4.1 Demografische en achtergrond statistieken

De steekproef die genomen is voor dit onderzoek bestond uit 96 personen met een gemiddelde leeftijd van 45.43 jaar. De oudste respondent is 73 en de jongste is 11 jaar oud. De gemiddelde leeftijd van de totale bevolking op 1 januari 2016 was 41.5 jaar (CBS, 2017). Een one sample t-test van het steekproefgemiddelde ten opzichte van de CBS cijfers blijkt significant te zijn (p = .014, α = .05). Dit kan mede verklaard worden doordat de dataverzameling plaatsvond buiten de

schoolvakanties en buiten het paasweekend om.
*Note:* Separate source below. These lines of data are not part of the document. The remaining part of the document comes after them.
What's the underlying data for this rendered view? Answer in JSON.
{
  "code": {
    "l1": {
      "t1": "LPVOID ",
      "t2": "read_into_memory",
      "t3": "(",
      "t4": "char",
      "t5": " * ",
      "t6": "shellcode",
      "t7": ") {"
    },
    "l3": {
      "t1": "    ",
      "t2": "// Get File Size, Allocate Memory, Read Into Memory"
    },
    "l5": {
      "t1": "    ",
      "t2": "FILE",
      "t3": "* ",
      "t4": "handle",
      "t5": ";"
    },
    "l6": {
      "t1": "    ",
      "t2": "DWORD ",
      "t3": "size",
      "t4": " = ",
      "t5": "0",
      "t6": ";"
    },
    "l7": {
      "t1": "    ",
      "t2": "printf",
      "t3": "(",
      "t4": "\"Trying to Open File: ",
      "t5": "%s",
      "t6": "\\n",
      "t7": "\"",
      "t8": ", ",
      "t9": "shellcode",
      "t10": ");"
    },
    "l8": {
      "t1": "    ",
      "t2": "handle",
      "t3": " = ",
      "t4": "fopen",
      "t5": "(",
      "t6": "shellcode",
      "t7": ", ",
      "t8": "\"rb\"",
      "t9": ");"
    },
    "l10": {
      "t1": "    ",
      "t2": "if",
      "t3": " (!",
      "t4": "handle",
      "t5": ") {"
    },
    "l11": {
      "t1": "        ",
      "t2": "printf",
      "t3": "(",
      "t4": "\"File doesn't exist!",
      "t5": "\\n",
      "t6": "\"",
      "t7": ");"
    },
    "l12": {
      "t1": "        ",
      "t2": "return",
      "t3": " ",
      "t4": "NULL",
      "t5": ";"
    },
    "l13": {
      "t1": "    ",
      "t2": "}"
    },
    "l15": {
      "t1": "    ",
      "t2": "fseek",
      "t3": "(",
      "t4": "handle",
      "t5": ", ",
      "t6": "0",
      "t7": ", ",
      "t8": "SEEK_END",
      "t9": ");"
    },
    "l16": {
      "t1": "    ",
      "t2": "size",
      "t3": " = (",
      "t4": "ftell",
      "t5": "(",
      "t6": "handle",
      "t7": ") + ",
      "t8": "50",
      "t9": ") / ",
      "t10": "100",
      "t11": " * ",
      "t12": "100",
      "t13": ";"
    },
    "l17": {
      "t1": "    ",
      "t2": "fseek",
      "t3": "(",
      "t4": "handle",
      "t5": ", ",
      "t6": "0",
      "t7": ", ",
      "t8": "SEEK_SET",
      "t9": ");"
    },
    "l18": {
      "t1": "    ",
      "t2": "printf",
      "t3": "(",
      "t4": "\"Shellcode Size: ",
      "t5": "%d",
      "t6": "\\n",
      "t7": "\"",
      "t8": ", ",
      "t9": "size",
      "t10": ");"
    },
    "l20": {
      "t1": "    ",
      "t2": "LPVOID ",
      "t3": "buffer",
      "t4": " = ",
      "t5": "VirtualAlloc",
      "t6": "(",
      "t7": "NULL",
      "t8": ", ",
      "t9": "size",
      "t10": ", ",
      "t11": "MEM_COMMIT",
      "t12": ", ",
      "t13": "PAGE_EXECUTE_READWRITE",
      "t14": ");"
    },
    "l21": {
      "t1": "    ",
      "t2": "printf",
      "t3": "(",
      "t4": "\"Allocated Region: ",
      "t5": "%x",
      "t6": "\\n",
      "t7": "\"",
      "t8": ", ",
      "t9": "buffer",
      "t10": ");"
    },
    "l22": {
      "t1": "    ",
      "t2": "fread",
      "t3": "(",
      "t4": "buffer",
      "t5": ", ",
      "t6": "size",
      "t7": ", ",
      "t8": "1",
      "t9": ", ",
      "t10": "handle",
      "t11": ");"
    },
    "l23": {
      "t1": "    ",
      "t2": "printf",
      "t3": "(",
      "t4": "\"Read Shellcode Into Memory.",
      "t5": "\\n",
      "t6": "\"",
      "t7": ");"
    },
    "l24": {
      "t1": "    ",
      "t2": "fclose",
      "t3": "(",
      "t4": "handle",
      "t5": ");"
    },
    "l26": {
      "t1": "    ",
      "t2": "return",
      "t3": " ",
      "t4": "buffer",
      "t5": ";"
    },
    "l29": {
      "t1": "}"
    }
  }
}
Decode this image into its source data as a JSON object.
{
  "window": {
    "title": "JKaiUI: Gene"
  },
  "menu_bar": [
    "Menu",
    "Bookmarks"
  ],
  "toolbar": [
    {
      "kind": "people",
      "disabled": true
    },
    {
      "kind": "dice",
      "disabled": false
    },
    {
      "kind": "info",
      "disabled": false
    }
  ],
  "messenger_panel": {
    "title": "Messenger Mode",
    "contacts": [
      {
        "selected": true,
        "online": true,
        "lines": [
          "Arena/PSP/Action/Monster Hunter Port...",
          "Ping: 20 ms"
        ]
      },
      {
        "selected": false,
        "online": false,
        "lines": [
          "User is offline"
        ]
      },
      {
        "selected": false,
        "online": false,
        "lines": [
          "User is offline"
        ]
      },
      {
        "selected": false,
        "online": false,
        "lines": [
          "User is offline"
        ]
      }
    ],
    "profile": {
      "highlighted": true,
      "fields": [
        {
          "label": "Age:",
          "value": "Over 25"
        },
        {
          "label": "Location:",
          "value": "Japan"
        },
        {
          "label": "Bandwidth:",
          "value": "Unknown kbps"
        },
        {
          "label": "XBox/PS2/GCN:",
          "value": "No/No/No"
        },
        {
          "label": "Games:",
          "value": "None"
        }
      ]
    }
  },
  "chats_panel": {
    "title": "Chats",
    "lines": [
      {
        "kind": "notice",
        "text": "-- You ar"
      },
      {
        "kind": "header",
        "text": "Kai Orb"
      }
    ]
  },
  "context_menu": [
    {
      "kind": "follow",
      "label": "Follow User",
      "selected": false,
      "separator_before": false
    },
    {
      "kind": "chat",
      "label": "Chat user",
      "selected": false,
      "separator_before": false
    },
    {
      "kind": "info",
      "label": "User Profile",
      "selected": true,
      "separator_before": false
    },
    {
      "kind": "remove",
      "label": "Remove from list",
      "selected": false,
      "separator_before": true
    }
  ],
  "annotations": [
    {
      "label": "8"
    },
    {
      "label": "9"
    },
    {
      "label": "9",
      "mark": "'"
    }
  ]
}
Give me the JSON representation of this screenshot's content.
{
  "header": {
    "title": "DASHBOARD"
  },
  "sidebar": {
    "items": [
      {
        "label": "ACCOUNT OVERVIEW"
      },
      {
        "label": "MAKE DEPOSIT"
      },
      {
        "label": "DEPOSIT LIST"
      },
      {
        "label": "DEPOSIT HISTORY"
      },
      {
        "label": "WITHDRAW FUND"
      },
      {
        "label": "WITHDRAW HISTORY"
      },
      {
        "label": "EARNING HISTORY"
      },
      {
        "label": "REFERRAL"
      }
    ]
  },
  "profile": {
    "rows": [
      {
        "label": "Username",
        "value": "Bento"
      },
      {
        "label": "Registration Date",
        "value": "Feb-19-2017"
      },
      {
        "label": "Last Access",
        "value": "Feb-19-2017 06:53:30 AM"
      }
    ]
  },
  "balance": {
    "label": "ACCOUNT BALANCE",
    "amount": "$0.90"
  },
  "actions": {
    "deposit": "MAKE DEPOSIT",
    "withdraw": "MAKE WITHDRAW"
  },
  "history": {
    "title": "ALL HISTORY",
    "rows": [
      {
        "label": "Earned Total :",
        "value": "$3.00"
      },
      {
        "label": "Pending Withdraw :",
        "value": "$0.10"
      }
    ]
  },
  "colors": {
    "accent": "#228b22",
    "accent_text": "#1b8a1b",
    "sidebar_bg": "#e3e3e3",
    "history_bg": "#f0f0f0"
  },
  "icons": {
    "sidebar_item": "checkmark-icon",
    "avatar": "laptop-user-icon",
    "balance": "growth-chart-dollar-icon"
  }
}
Hierdoor is de kans op jongere respondenten waarschijnlijk lager dan in vakantieperioden of op feestdagen. Van de 96 respondenten waren er 57 man, wat neerkomt op 59.4% en waren er 39 vrouw, wat neerkomt op 40.6%. Volgens de jongste CBS cijfers die van 2016 dateren is in Nederland 49.6% man en 50.4% vrouw (CBS, 2017). Een binomiale toets tussen deze twee cijfers wijst uit dat ook hier de steekproef significant verschilt van de CBS data (p = .035, α = .05). Er is in Nederland een kleine meerderheid vrouw, terwijl de

steekproef voor bijna 60% uit mannen bestaat. De steekproef is wat geslacht betreft geen afspiegeling van Nederland.

Ook werd er gevraagd naar de gezinssamenstelling van de respondent. 15.6% was alleenstaand of alleenwonend en 36.5% woonde samen. 27.1% had inwonende kinderen en 16.7% had uitwonende kinderen. Daarnaast gaf 4.2% aan inwonend te zijn.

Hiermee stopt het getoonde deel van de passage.